Voilà un "modèle" étranger que les scientifiques français scrutent avec angoisse. Un modèle en forme de repoussoir, comme une inquiétante plongée dans le futur de la France, si le Rassemblement national remportait les élections législatives. Aux Pays-Bas, une coalition emmenée par le parti d’extrême droite de Geert Wilders est sortie victorieuse des urnes en novembre dernier. Du fait des particularités du système politique local, le nom des ministres et le programme de cet attelage n’ont été connus que récemment. Les annonces concernant la science et l’innovation affolent les chercheurs néerlandais – et font frémir leurs collègues hexagonaux.

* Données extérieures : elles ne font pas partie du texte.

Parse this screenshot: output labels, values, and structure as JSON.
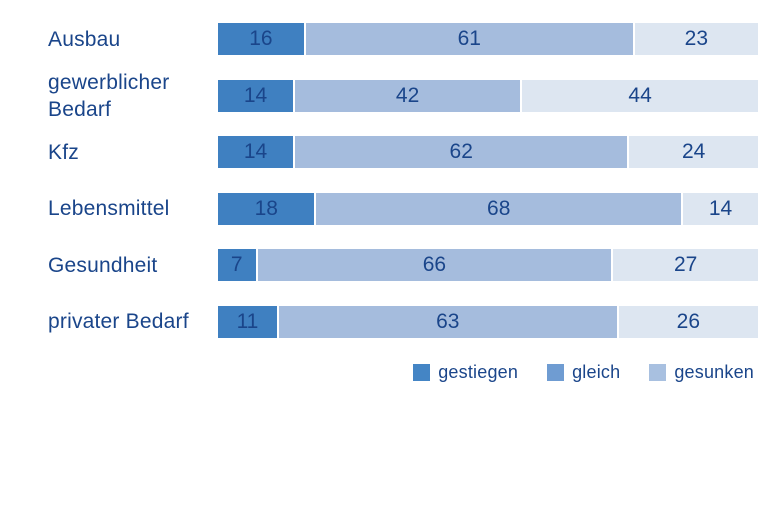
{
  "chart_data": {
    "type": "bar",
    "subtype": "horizontal-stacked",
    "title": "",
    "xlabel": "",
    "ylabel": "",
    "x_range": [
      0,
      100
    ],
    "grid": false,
    "value_labels": "inside-center",
    "legend_position": "bottom-right",
    "categories": [
      "Ausbau",
      "gewerblicher Bedarf",
      "Kfz",
      "Lebensmittel",
      "Gesundheit",
      "privater Bedarf"
    ],
    "series": [
      {
        "name": "gestiegen",
        "values": [
          16,
          14,
          14,
          18,
          7,
          11
        ],
        "bar_color": "#3f80c1",
        "legend_color": "#4485c5"
      },
      {
        "name": "gleich",
        "values": [
          61,
          42,
          62,
          68,
          66,
          63
        ],
        "bar_color": "#a5bcdd",
        "legend_color": "#6f9cd2"
      },
      {
        "name": "gesunken",
        "values": [
          23,
          44,
          24,
          14,
          27,
          26
        ],
        "bar_color": "#dde6f1",
        "legend_color": "#a8c0e0"
      }
    ],
    "colors": {
      "text": "#1a458a",
      "background": "#ffffff",
      "segment_separator": "#ffffff"
    }
  }
}
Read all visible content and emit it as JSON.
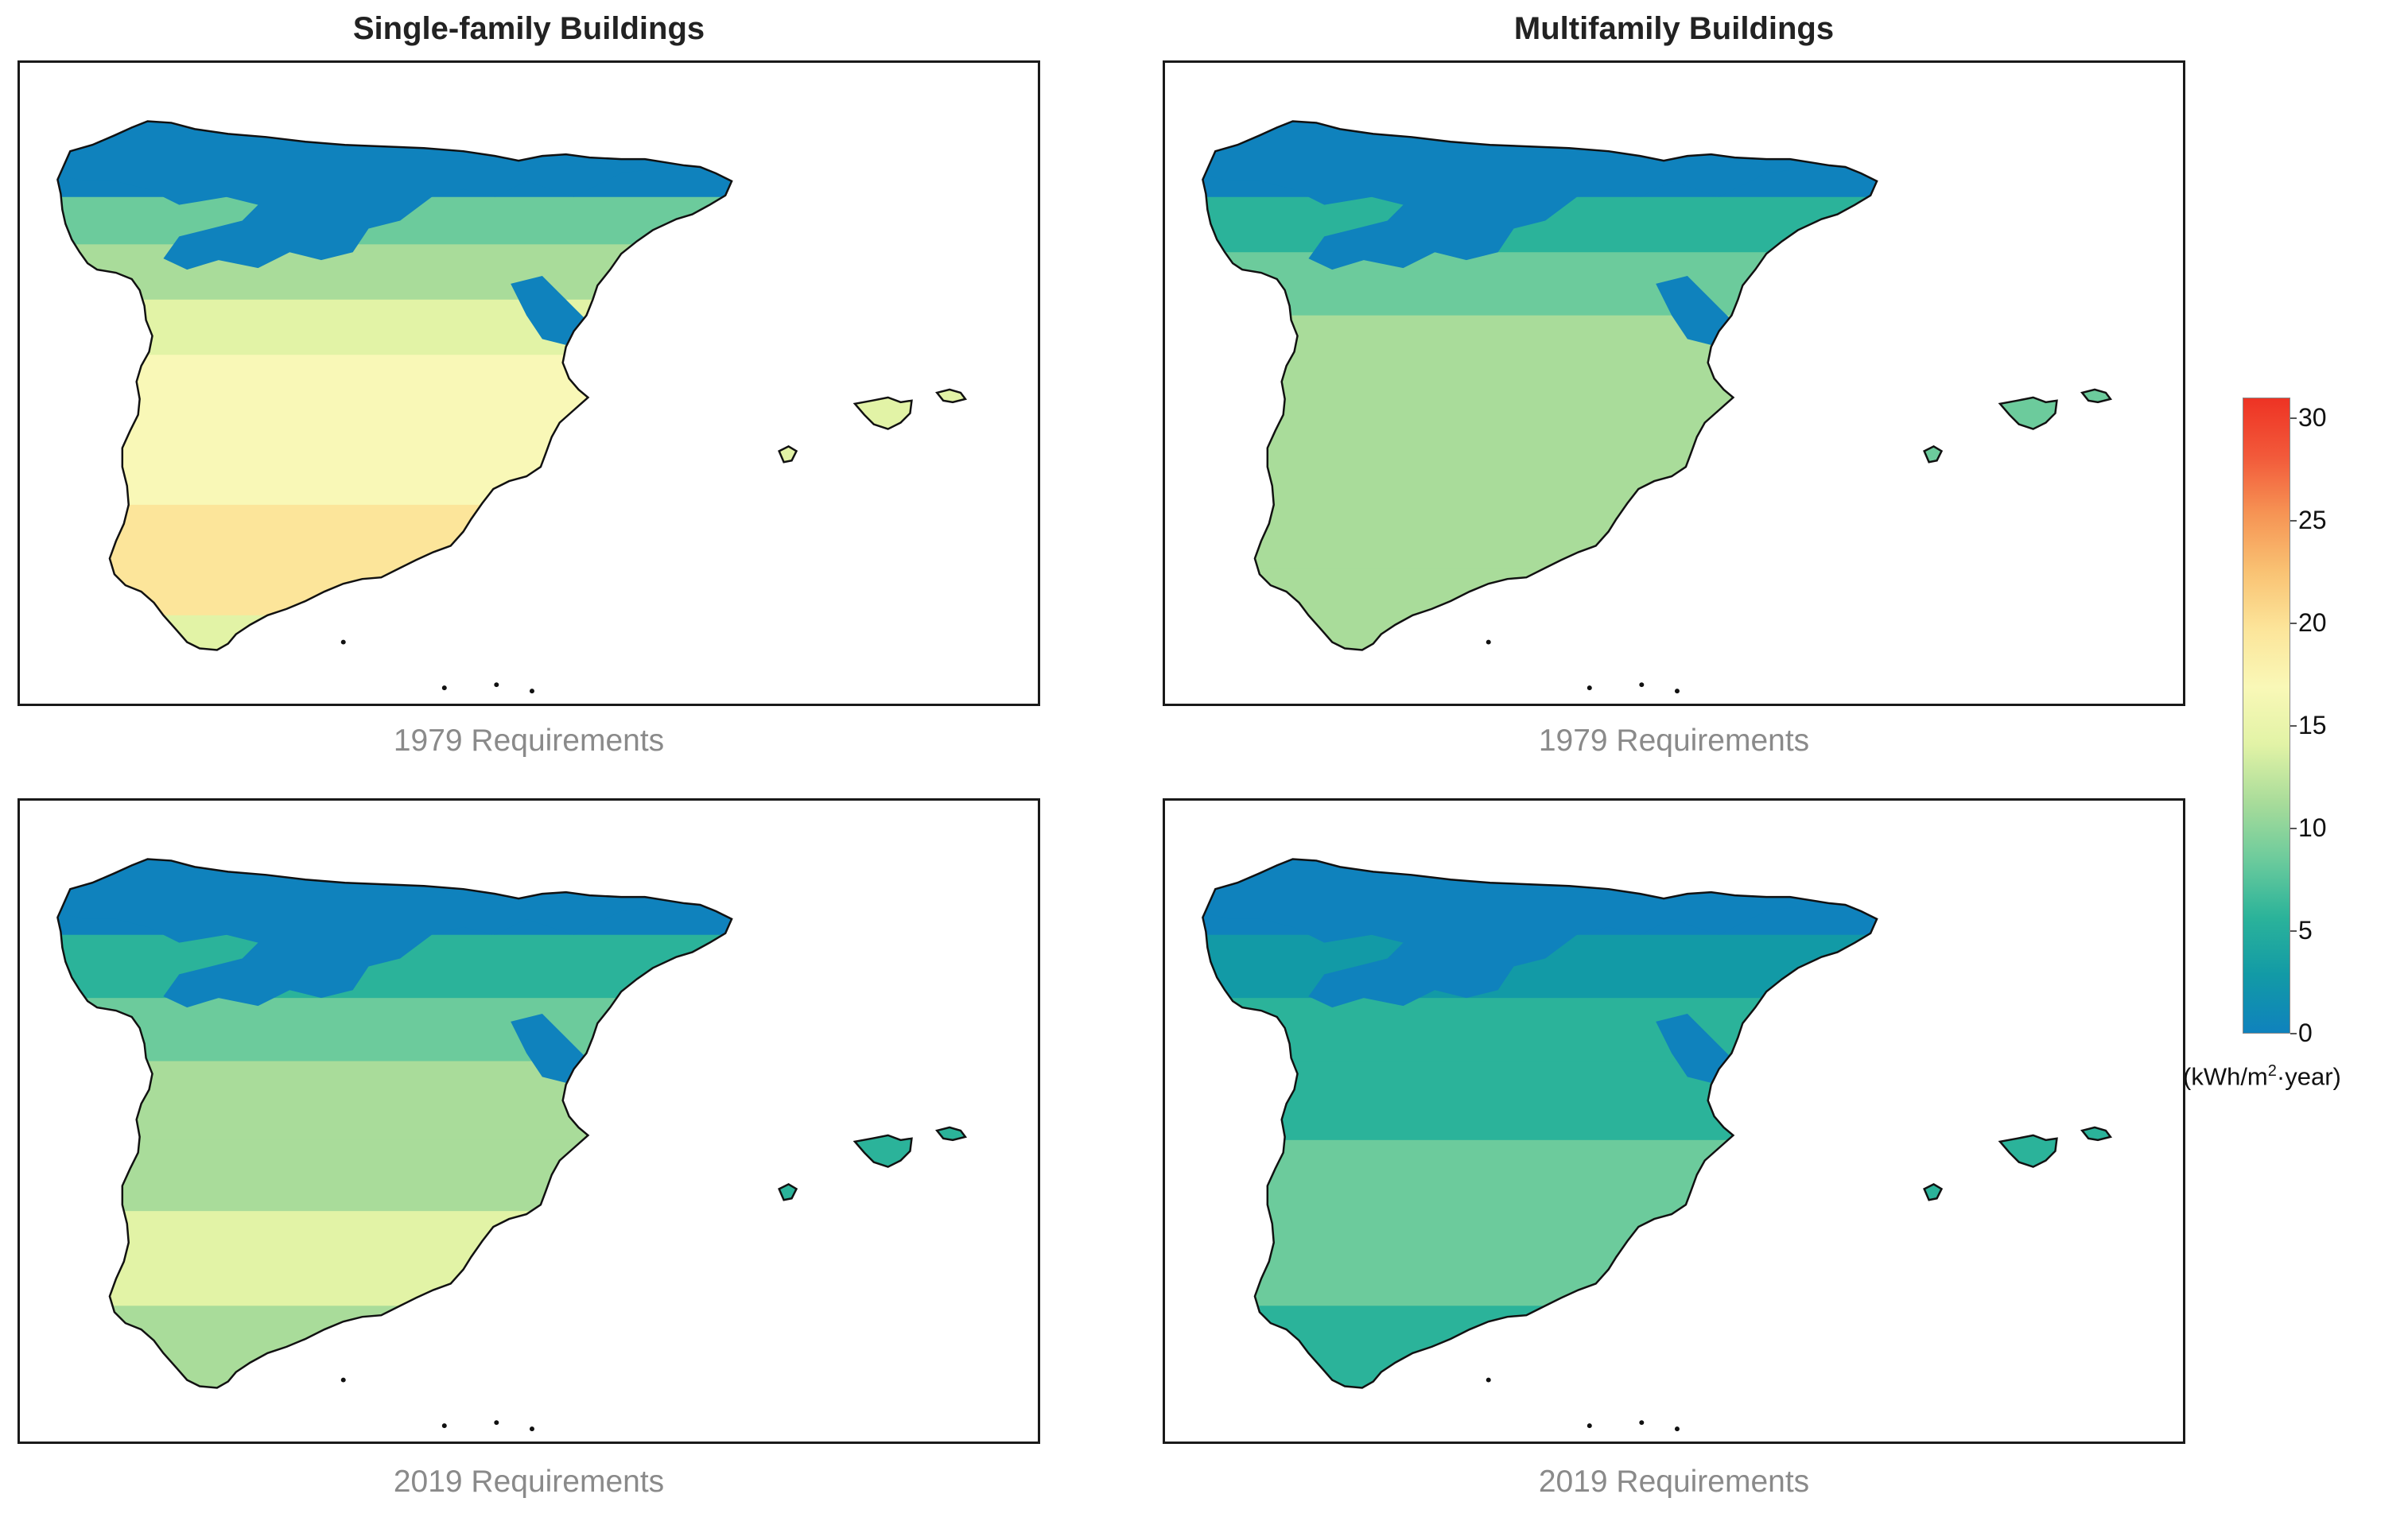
{
  "columns": [
    {
      "title": "Single-family Buildings"
    },
    {
      "title": "Multifamily Buildings"
    }
  ],
  "panels": [
    {
      "id": "sf-1979",
      "caption": "1979 Requirements",
      "scheme": "sf79"
    },
    {
      "id": "mf-1979",
      "caption": "1979 Requirements",
      "scheme": "mf79"
    },
    {
      "id": "sf-2019",
      "caption": "2019 Requirements",
      "scheme": "sf19"
    },
    {
      "id": "mf-2019",
      "caption": "2019 Requirements",
      "scheme": "mf19"
    }
  ],
  "colorbar": {
    "min": 0,
    "max": 31,
    "ticks": [
      "0",
      "5",
      "10",
      "15",
      "20",
      "25",
      "30"
    ],
    "unit_prefix": "(kWh/m",
    "unit_sup": "2",
    "unit_suffix": "·year)",
    "colors": [
      "#0f82bd",
      "#129aa6",
      "#2bb39a",
      "#6ccb9c",
      "#a9dc9a",
      "#e2f3a6",
      "#f9f8b7",
      "#fce59a",
      "#f9c273",
      "#f69454",
      "#f2593a",
      "#ee3324"
    ]
  }
}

Au menu : coupes drastiques dans les budgets de la recherche et forte diminution du nombre d’étudiants étrangers. "Après des années de sous-investissement, le précédent gouvernement avait enfin décidé de respecter les engagements de Lisbonne [NDLR : consacrer 3 % du PIB à la recherche et à l’innovation]. Et maintenant, on nous annonce un retour en arrière, avec des réductions importantes de financement", déplore Marileen Dogterom, biophysicienne et présidente de l’Académie royale des arts et des sciences néerlandaise.
Les nouveaux partis au pouvoir prévoient ainsi de mettre un terme au "fonds national de croissance" qui devait allouer 20 milliards d’euros en cinq ans à des projets regroupant des académiques et des entreprises. Les deux dernières tranches, pour un montant de 6,8 milliards d’euros, ne seront pas versées. Les trois premières avaient permis de financer des dizaines de projets, pour soutenir le secteur des biotech, innover dans l’éducation ou "verdir" l’industrie de l’acier. "Ces coupes sont choquantes, car elles vont réduire le potentiel de notre pays en matière d’innovation", a récemment déploré auprès de la revue scientifique Science Ben Feringa, Prix Nobel de chimie 2016 et membre du conseil d’administration de ce fonds.

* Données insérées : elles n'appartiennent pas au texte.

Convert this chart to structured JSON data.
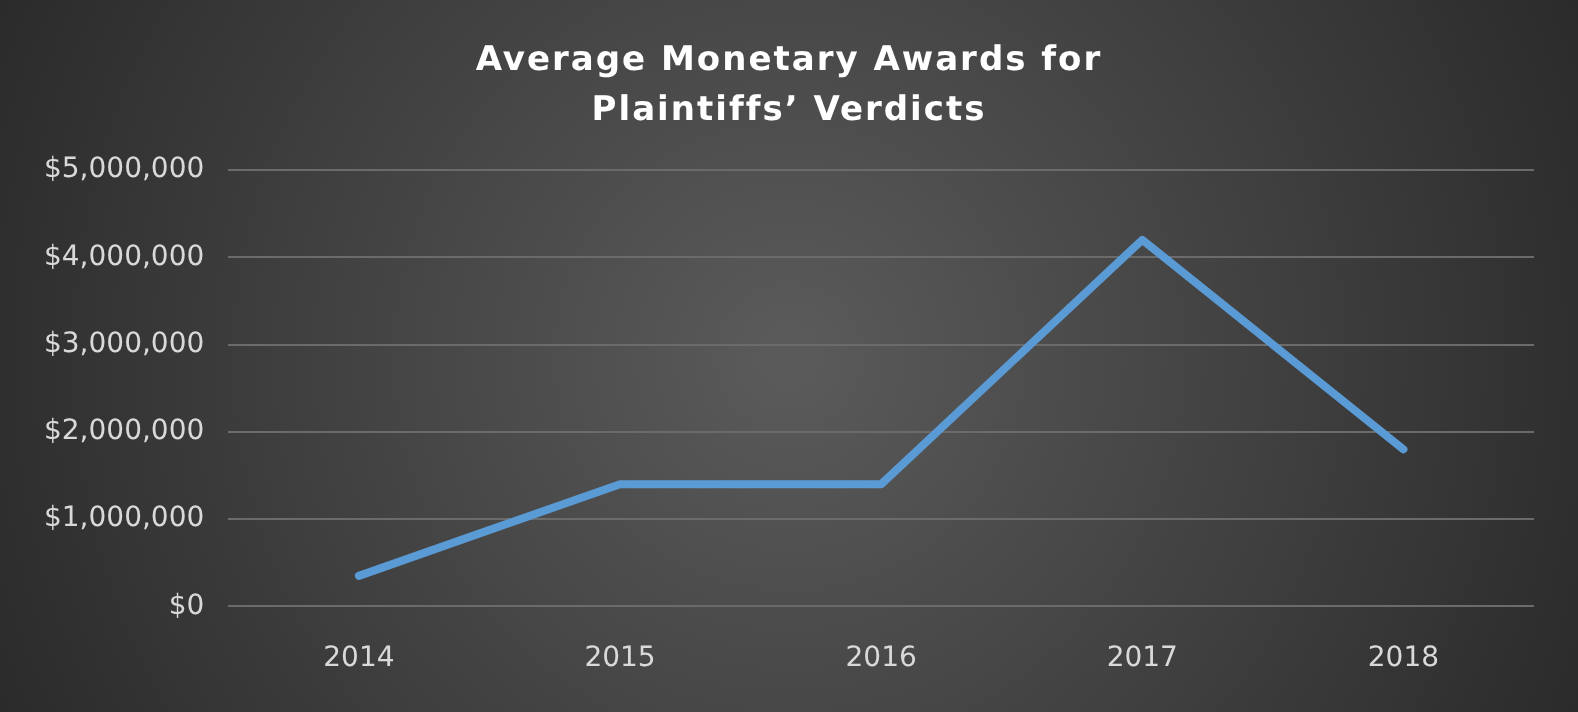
{
  "chart_data": {
    "type": "line",
    "title": "Average Monetary Awards for Plaintiffs’ Verdicts",
    "categories": [
      "2014",
      "2015",
      "2016",
      "2017",
      "2018"
    ],
    "series": [
      {
        "color": "#5b9bd5",
        "values": [
          350000,
          1400000,
          1400000,
          4200000,
          1800000
        ]
      }
    ],
    "ylim": [
      0,
      5000000
    ],
    "yticks": [
      {
        "value": 0,
        "label": "$0"
      },
      {
        "value": 1000000,
        "label": "$1,000,000"
      },
      {
        "value": 2000000,
        "label": "$2,000,000"
      },
      {
        "value": 3000000,
        "label": "$3,000,000"
      },
      {
        "value": 4000000,
        "label": "$4,000,000"
      },
      {
        "value": 5000000,
        "label": "$5,000,000"
      }
    ],
    "grid": "y",
    "legend": false,
    "marker": "none",
    "line_style": "solid"
  }
}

Une autre enveloppe, destinée à soutenir la recherche fondamentale, se verrait également amputée de 150 millions d’euros (sur un total de 500 millions). Quant aux "Sector plans", lancés l’an dernier et qui devaient apporter 200 millions d’euros par an pour aider à la modernisation des universités, ils seront tout simplement arrêtés. "Ce programme visait à spécialiser davantage les différentes universités, avec en contrepartie la transformation en contrats pérennes des emplois de jeunes chercheurs", regrette Marileen Dogterom, qui craint à présent des suppressions de postes dans les facultés.
En plus de ces mesures, la coalition prévoit une diminution drastique du nombre d’étudiants étrangers accueillis aux Pays-Bas. Un choc pour la communauté scientifique et universitaire : dans cette nation traditionnellement très ouverte, les cours étaient donnés en anglais, pour faciliter la venue d’étudiants mais aussi d’enseignants d’autres pays. Par un virage à 180 degrés par rapport à cette politique, les nouveaux dirigeants souhaitent désormais qu’une large part des enseignements soient assurés en néerlandais…
Même si le Rassemblement national n’a pas spécifiquement annoncé de mesures relatives à la recherche à ce stade, sa volonté de réduire l’immigration et son programme très coûteux par ailleurs alimentent les craintes dans notre pays. "Avec les Pays-Bas, nous avons une situation expérimentale qui permet d’observer les décisions prises quand un parti d’extrême droite se trouve au pouvoir", souligne le Pr Alain Fischer, président de l’Académie des sciences (et chroniqueur à L’Express). Comment expliquer ces choix qui mettent à mal les investissements dans l'avenir ? "Ce gouvernement affiche d’autres priorités, les baisses d’impôt ou la défense de l’agriculture plutôt que l’adaptation au changement climatique ou la préservation de la biodiversité. Sans compter que, pour les partis populistes, la science est souvent ravalée à une simple opinion et non à un domaine essentiel dans lequel il faudrait investir", constate Marileen Dogterom.
La chercheuse ne baisse pas les bras pour autant, et attend avec impatience la prise de poste officielle du nouveau gouvernement pour aller plaider la cause de la recherche. Aux Pays-Bas, des scientifiques et des universitaires ont déjà commencé à multiplier les tribunes dans la presse et à descendre dans la rue pour défendre leurs activités. Avec une autre inquiétude en ligne de mire : si la France bascule à son tour, les pays réticents à financer les projets européens seront toujours plus nombreux. C’est la capacité de l’Union européenne tout entière de garantir dans le futur notre autonomie face aux autres grands blocs (Etats-Unis, Chine…) qui se trouverait alors mise à mal.